Q. Does that help you identify whether you took the X-rays either before or after the photographs?
A. Yes.
Q. And how -- What would the answer be?
A. Well, this didn't have to be -- This wasn't there, so –
Q. The metal part.
A. The metal. So, that meant, I had to take some them before. Had to. Because the only time that they put that in there is when they start probing. (Ibid., p. 176)
www.maryferrell.org/showDoc.html?docId=789#relPageId=32
The ARRB counters by saying that they could have taken that off before he got down there to take the X-rays. He backs off and says that he was guessing. That doesn't settle the issue however, as researchers have noticed other anomalies in the photographs like the tiles on the walls not matching the tiles in the actual morgue. Furthermore, Custer said the head rest was put on only for probing, but what did they probe? There is serious doubt that they probed either the neck or back wounds as I have covered in other posts in this series and other series. So to me the removal or addition of it is irrelevant as the real question should be, why was it being used at all? Why was it in Photograph #33 that Custer was shown? There is also a towel in this photograph that Custer said he did not see when he took it.

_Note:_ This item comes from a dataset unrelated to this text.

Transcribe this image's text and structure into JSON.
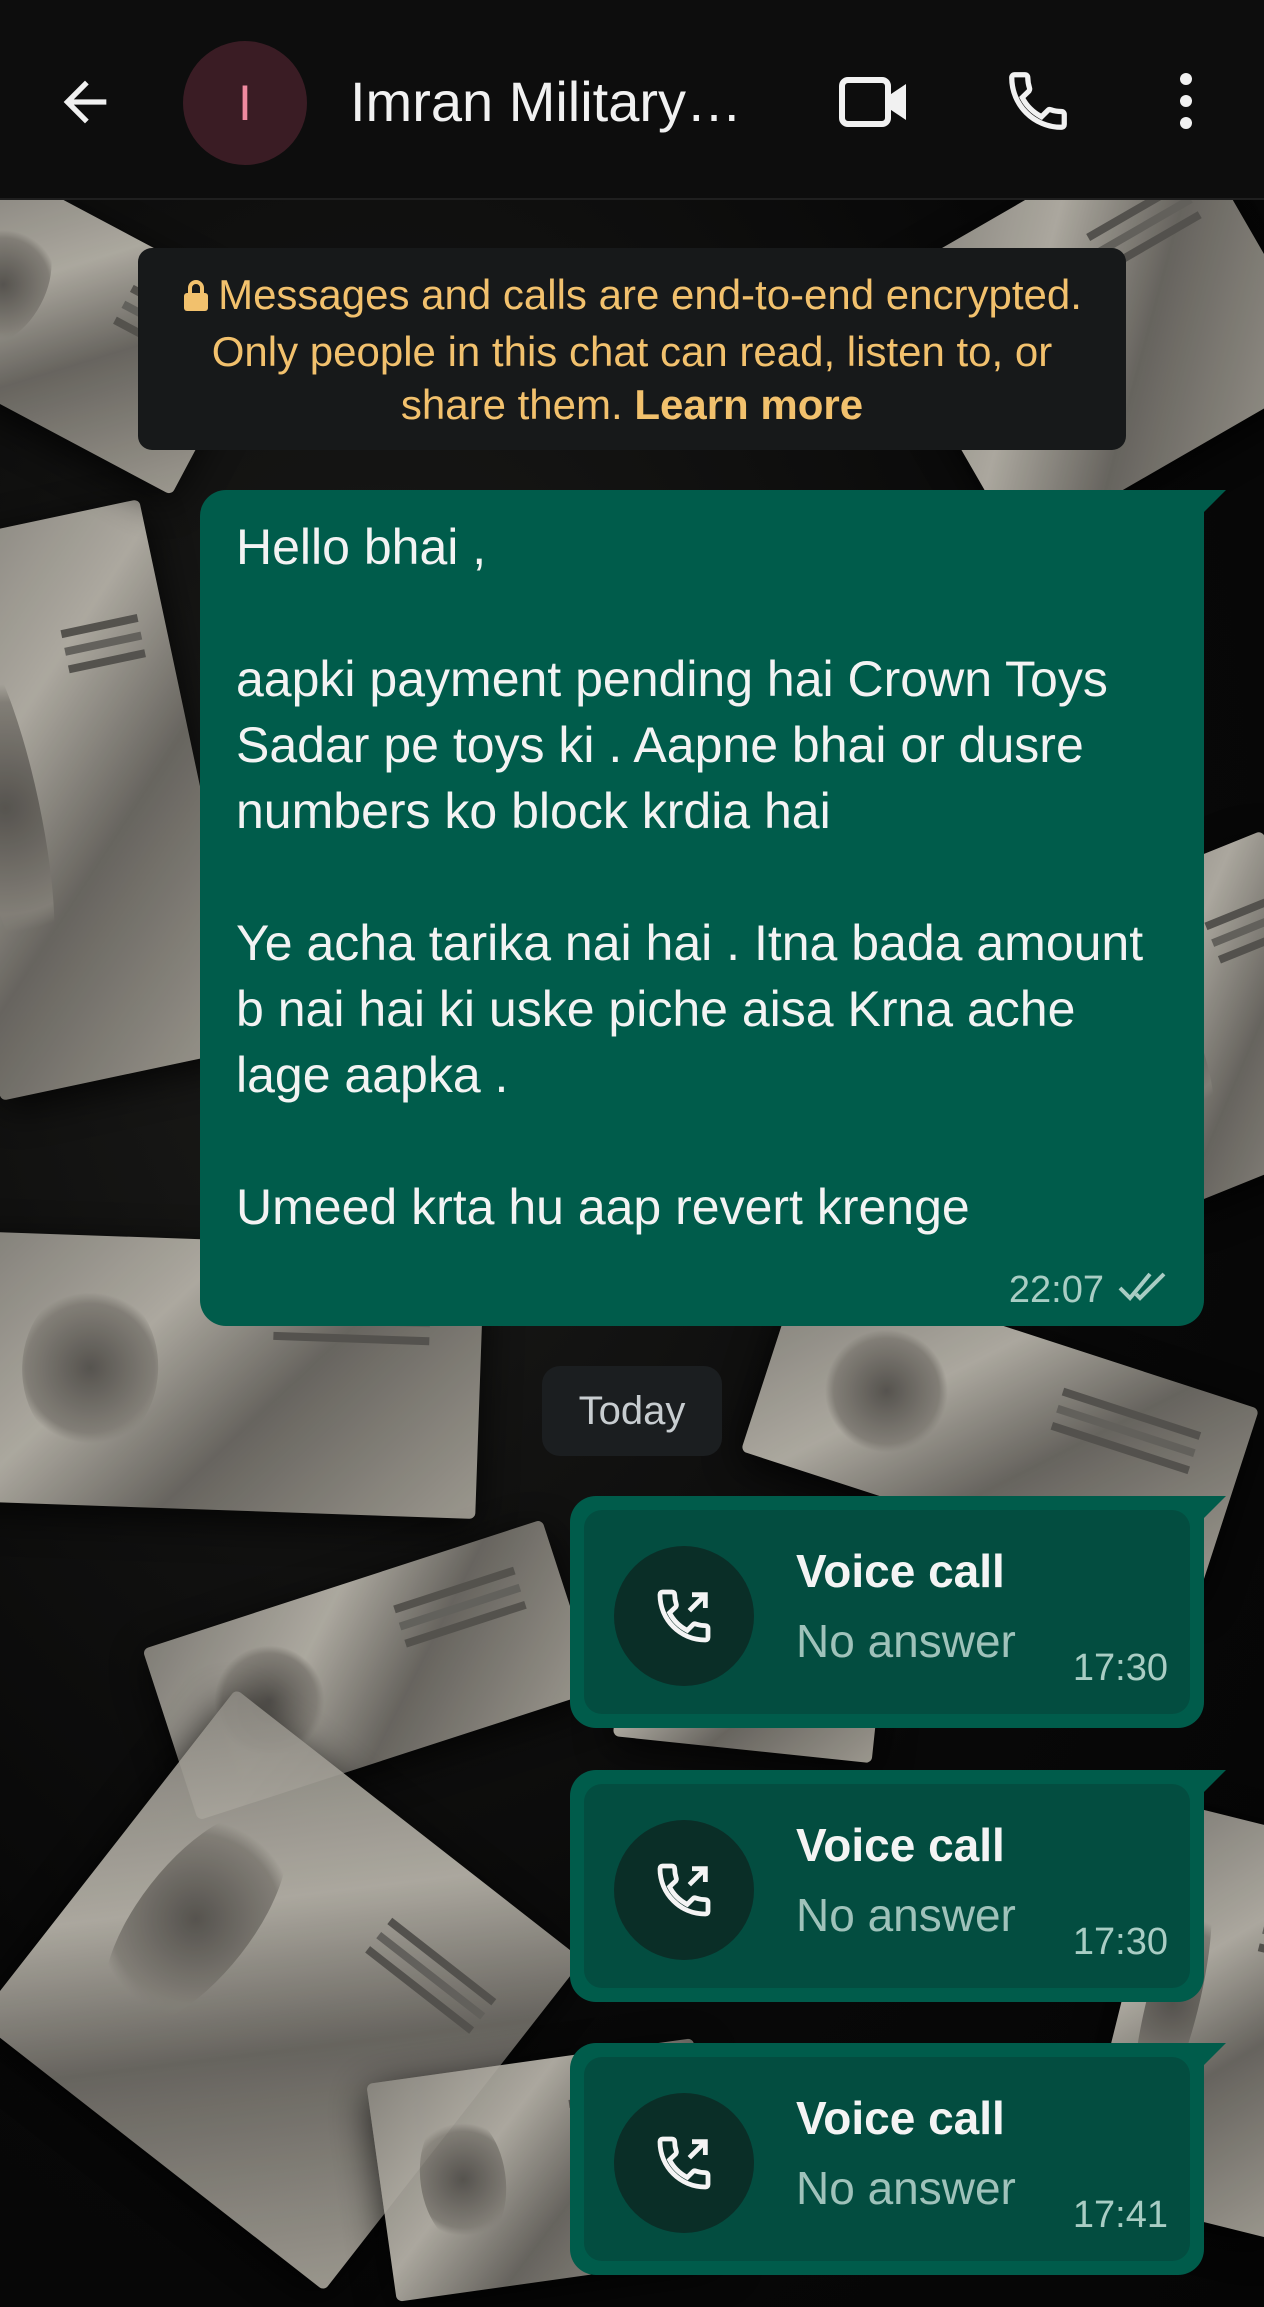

He again identifies a wound to JFK's back in the "scapula area." (Ibid., p. 181) This is not the area the WC claimed it was located by the way. Their "doctors" -- Mr. Arlen Specter and Congressman Geral Ford -- knew better and said that it was at the base of the neck.
The rest of his deposition reviews Dr. Ebersole's HSCA testimony and it is interesting, but that is outside the scope of this post. You can read it if you wish to.
While Custer didn't see a wound to the occipital area, he did see damage going to the back of the head being much worse which shows a frontal shot hit JFK. He aslo gave testimony involving the body being at Walter Reed first and signs of surgery (sawing). Neither is in the official conclusion.
What do you make of Custer's testimony?